Ogden loves to talk art. He is an attentive host and ardent storyteller who treats guests to his 10,000-square-foot Georgian mansion -- close enough to the Mississippi to hear the boats go by -- as if they were the most fascinating people on Earth. "It is such a pleasure," Ogden tells one visitor, drawing out the word like a long cool drink, "to meet someone who understands so much about art."

Lean and fit in crisp khakis and a starched blue oxford shirt, the gray-haired Ogden, 57, sits down on an old-fashioned leather sofa in his baronial parlor to describe how he tracked a painting for years, and how his heart began to race ("I nearly jumped out of my shoes!") when it came on the market. His paintings, hung in rows, reflect in the gilt mirror above the room's white marble fireplace.

Above an antique chest is Joseph Rusling Meeker's "Bayou Plaquemines," with its mountains of red-tinged clouds. It is flanked by 19th- and 20th-century Southern landscapes, a genre whose romantic pastorals show the deep ties to the land in the agrarian South but omit any hint of the tensions of Reconstruction and the violence of Jim Crow. The best examples are starting to creep higher than $200,000, according to recent auction sales at Sotheby's -- a rise experts say reflects the growing interest in regional art that has already buoyed the prices of California plein-air landscapes.

Ogden runs his hand over Arts and Crafts ceramics figured with the smoky blue irises, the palmettos and pale yellow moons of the Newcomb school. On his coffee table are Niloak Pottery vases, whose swirling bands of rust, ochre, sienna brown and black are derived from minerals and natural pigments embedded in the clay of the Ozark foothills.

He halts in his study before a black marble fireplace adorned with Ionic columns and an etched stork playing a flute serenade to a cherub.
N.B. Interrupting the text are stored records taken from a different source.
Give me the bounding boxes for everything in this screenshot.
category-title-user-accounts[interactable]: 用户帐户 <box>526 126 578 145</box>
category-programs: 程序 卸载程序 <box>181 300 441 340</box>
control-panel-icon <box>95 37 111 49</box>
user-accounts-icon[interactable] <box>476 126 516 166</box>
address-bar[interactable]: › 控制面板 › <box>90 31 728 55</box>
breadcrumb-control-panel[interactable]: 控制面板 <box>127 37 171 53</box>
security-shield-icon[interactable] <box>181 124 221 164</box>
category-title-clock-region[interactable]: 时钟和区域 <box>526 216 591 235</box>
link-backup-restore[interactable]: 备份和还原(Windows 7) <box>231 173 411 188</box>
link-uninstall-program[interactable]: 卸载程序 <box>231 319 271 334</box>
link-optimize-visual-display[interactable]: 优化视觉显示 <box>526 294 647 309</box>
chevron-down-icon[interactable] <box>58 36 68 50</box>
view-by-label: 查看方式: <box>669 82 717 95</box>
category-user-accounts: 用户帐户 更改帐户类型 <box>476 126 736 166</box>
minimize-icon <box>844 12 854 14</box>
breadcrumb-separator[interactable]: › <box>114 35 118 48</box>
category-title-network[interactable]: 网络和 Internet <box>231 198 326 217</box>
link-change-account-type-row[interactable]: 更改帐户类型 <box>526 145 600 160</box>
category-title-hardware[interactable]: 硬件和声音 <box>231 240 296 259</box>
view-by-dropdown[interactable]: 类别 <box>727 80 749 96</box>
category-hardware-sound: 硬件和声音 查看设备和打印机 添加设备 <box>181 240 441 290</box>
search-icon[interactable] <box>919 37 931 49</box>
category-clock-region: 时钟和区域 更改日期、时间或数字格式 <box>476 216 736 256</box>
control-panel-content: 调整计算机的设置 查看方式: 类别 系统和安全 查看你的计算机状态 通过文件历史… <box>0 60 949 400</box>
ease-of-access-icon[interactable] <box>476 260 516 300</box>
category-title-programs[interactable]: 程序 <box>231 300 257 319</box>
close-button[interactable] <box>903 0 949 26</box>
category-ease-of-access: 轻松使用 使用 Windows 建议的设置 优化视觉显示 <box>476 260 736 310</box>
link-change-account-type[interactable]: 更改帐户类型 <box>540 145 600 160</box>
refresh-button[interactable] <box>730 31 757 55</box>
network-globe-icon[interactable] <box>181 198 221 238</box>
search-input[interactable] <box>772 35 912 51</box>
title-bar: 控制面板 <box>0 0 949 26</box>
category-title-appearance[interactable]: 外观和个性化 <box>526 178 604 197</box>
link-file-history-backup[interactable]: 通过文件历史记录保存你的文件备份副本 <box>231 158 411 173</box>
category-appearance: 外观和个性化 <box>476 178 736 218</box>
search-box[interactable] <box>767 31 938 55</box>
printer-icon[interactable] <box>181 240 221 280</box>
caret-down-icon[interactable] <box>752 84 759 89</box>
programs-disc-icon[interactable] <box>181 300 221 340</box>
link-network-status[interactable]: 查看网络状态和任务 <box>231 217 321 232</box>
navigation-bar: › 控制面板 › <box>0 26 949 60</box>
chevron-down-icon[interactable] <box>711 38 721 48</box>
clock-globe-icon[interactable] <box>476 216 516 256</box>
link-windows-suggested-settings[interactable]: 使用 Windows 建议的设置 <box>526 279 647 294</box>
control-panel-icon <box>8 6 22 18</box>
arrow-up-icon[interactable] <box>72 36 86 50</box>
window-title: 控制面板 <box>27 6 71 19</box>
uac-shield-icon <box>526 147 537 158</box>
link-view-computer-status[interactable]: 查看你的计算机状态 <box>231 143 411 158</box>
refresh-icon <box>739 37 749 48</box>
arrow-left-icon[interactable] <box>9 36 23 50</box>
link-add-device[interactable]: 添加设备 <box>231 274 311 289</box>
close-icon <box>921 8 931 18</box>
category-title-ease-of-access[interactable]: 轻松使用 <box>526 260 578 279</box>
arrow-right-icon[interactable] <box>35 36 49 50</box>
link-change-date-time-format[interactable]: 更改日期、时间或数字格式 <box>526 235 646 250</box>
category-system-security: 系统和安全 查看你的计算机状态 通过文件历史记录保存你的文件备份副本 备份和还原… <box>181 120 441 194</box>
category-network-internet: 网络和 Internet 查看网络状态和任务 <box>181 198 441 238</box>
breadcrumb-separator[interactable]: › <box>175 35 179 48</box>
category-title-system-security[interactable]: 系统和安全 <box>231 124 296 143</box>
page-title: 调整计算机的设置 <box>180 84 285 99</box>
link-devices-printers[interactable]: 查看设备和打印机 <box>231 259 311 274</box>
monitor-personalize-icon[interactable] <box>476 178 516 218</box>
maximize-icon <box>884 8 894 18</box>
Above the mantle is an 1844 painting of Louise Robb and her three daughters. Her husband, James Robb, was an Ohio-born entrepreneur who founded New Orleans' gas and electric company and became an art collector.

Robb lived, Ogden said, "a true-life 'Gone With the Wind,' " losing his beloved wife and a daughter to yellow fever, going bankrupt and selling off his art, marrying another daughter to Spanish royalty and recouping his fortune with a utilities concession from Spanish Queen Isabella in the colony of Cuba. To Ogden, Robb's life "is almost a Scarlett O'Hara story in and of itself."

This painting speaks to Ogden. "There are some parallels," he said thoughtfully, "between his life and my life."